I continued onward, searching for "the path of least resistance." I am sure I passed several of these rock piles (cairns) before I actually noticed them. When I did finally associate them as "leading the way", I was almost giddy. I had seen such before, but only in wooded areas and definitely not so elaborate. I was grateful to the dear Park Ranger who blazed the trail and rekindled my optimism.
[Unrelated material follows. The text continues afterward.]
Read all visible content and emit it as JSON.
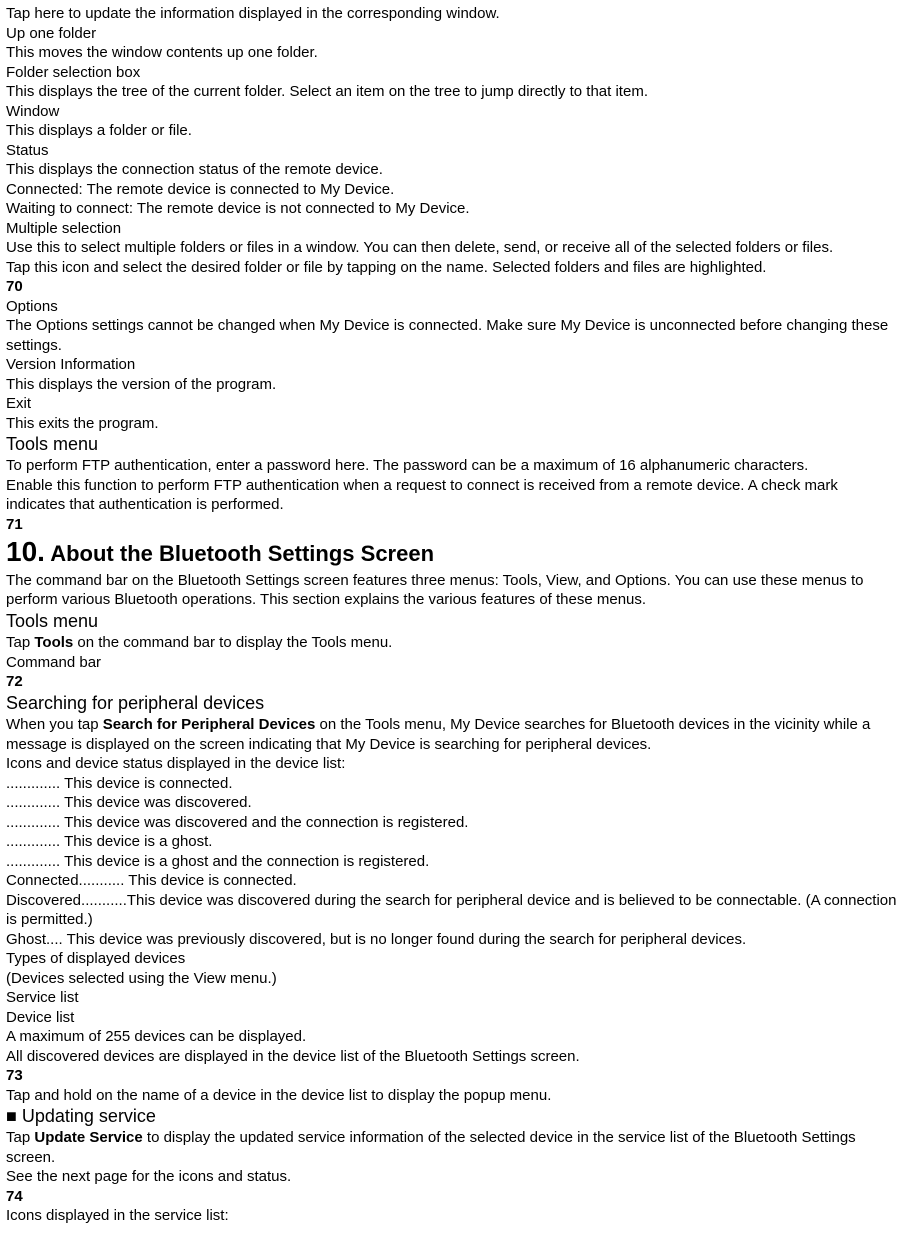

Lessons can be learned from a mere pile of rocks. Stop focusing on the sun blazing down, the parched throat, the precarious knee. Look ahead. Search for The Way. Find joy in the rock piles and smile.

Friday, July 9, 2010

Oh So Delicate

I hiked to Delicate Arch this week--Utah's unofficial state symbol.

Of course we picked a day in midsummer, mid afternoon, and mid nineties. 

We were told to take as much water as we could carry.

It was HOT. It was long. It was more vertical than I wanted. It was 3 miles round trip.

But. . . we finally reached the top.

Travis and Kellie are those red clad human specks beneath the arch in the photo below. They beat us there by climbing up the vertical back face. Good thing I had no idea.

I didn't expect to see so many crows in Arches. This one was not a bit shy.

It was interesting to watch him hop sideways down the slope until he took off.

Travis wanted to claim this formation as his own.

On the return trip Kellie hesitated a few minutes as she contemplated how to scale the wall. (Again, she and Travis took the route less traveled.)

I am so grateful my knee worked--so grateful for modern medicine. It was a good day!